Colgó antes de oír la frase completa.

Tenía ya tanta adrenalina en el aparato circulatorio que me costaba respirar. Gilbert Hays estaba en la ventanilla de Avis, rellenando unos papeles. Parecía consultar uno de esos mapas multicolores de los alrededores mientras el empleado le orientaba señalándole la ruta. Tomé la escalera mecánica para salir a la calle.

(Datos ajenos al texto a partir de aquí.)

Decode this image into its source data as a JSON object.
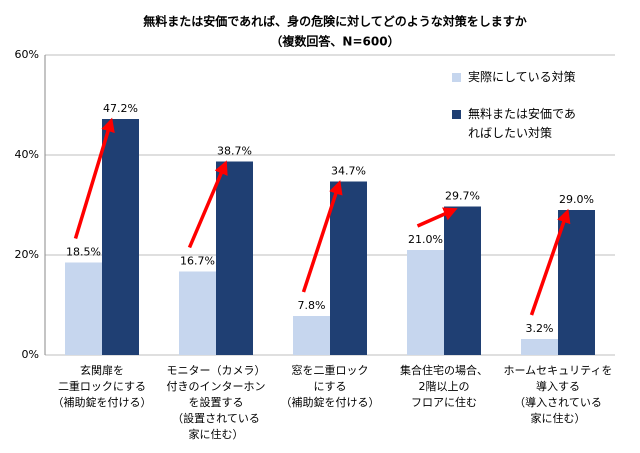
{
  "chart_data": {
    "type": "bar",
    "title": "無料または安価であれば、身の危険に対してどのような対策をしますか",
    "subtitle": "（複数回答、N=600）",
    "categories": [
      [
        "玄関扉を",
        "二重ロックにする",
        "（補助錠を付ける）"
      ],
      [
        "モニター（カメラ）",
        "付きのインターホン",
        "を設置する",
        "（設置されている",
        "家に住む）"
      ],
      [
        "窓を二重ロック",
        "にする",
        "（補助錠を付ける）"
      ],
      [
        "集合住宅の場合、",
        "2階以上の",
        "フロアに住む"
      ],
      [
        "ホームセキュリティを",
        "導入する",
        "（導入されている",
        "家に住む）"
      ]
    ],
    "series": [
      {
        "name": "実際にしている対策",
        "color": "#c6d6ee",
        "values": [
          18.5,
          16.7,
          7.8,
          21.0,
          3.2
        ],
        "value_labels": [
          "18.5%",
          "16.7%",
          "7.8%",
          "21.0%",
          "3.2%"
        ]
      },
      {
        "name": "無料または安価であればしたい対策",
        "color": "#1f3f73",
        "values": [
          47.2,
          38.7,
          34.7,
          29.7,
          29.0
        ],
        "value_labels": [
          "47.2%",
          "38.7%",
          "34.7%",
          "29.7%",
          "29.0%"
        ]
      }
    ],
    "ylim": [
      0,
      60
    ],
    "yticks": [
      {
        "value": 0,
        "label": "0%"
      },
      {
        "value": 20,
        "label": "20%"
      },
      {
        "value": 40,
        "label": "40%"
      },
      {
        "value": 60,
        "label": "60%"
      }
    ],
    "grid": true
  }
}
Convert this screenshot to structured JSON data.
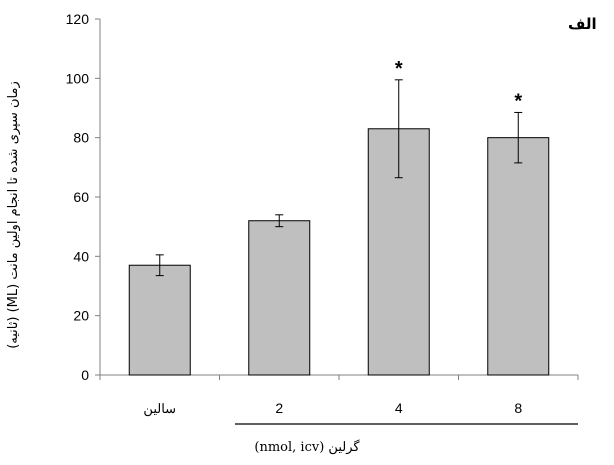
{
  "chart_data": {
    "type": "bar",
    "panel_label": "الف",
    "categories": [
      "سالین",
      "2",
      "4",
      "8"
    ],
    "values": [
      37,
      52,
      83,
      80
    ],
    "error_bars": [
      3.5,
      2,
      16.5,
      8.5
    ],
    "significance": [
      "",
      "",
      "*",
      "*"
    ],
    "xlabel": "گرلین (nmol, icv)",
    "ylabel": "زمان سپری شده تا انجام اولین مانت (ML) (ثانیه)",
    "ylim": [
      0,
      120
    ],
    "yticks": [
      "0",
      "20",
      "40",
      "60",
      "80",
      "100",
      "120"
    ],
    "bar_color": "#bfbfbf",
    "grid": false
  }
}
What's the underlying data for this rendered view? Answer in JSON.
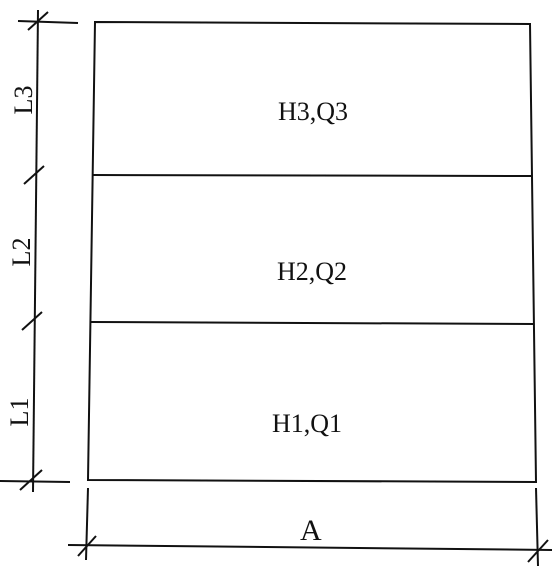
{
  "diagram": {
    "regions": [
      {
        "id": "layer-3",
        "label": "H3,Q3"
      },
      {
        "id": "layer-2",
        "label": "H2,Q2"
      },
      {
        "id": "layer-1",
        "label": "H1,Q1"
      }
    ],
    "vertical_dimensions": [
      {
        "id": "dim-l3",
        "label": "L3"
      },
      {
        "id": "dim-l2",
        "label": "L2"
      },
      {
        "id": "dim-l1",
        "label": "L1"
      }
    ],
    "horizontal_dimension": {
      "label": "A"
    }
  }
}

Fuera habían encendido las luces, pero sólo despejaban parcialmente la oscuridad de la zona de carga y descarga de pasajeros. Una limusina se detuvo en la acera delante de mí y el uniformado conductor de raza blanca bajó y corrió a la portezuela del otro lado para ayudar a bajar a una pareja de la tercera edad. La mujer llevaba un pellejo de animal salvaje que no había visto en mi vida. Miró a su alrededor con nerviosismo, como si estuviera acostumbrada a rechazar agresiones. El conductor sacó el equipaje del maletero. Inspeccioné la zona con la mirada, en busca de la policía del aeropuerto. Luces y sombras rayaban el cemento formando figuras tan reiterativas como una greca. Las obras habían abierto un túnel aerodinámico y por él soplaba un ventarrón con perfume de combustible, generado por el tráfico continuo. No vi ninguno de los microbuses del hotel. No vi paradas de taxis ni taxis en movimiento. Seguramente Gilbert había recogido ya las llaves del coche alquilado. Estaría saliendo por la puerta que había a mis espaldas, buscando con los ojos la parada del transbordador que lo llevaría al patio donde le aguardaría el vehículo. O lo que sería mucho peor, que el coche alquilado estuviera en el garaje que había enfrente, con lo cual no tendría más que cruzar la calzada.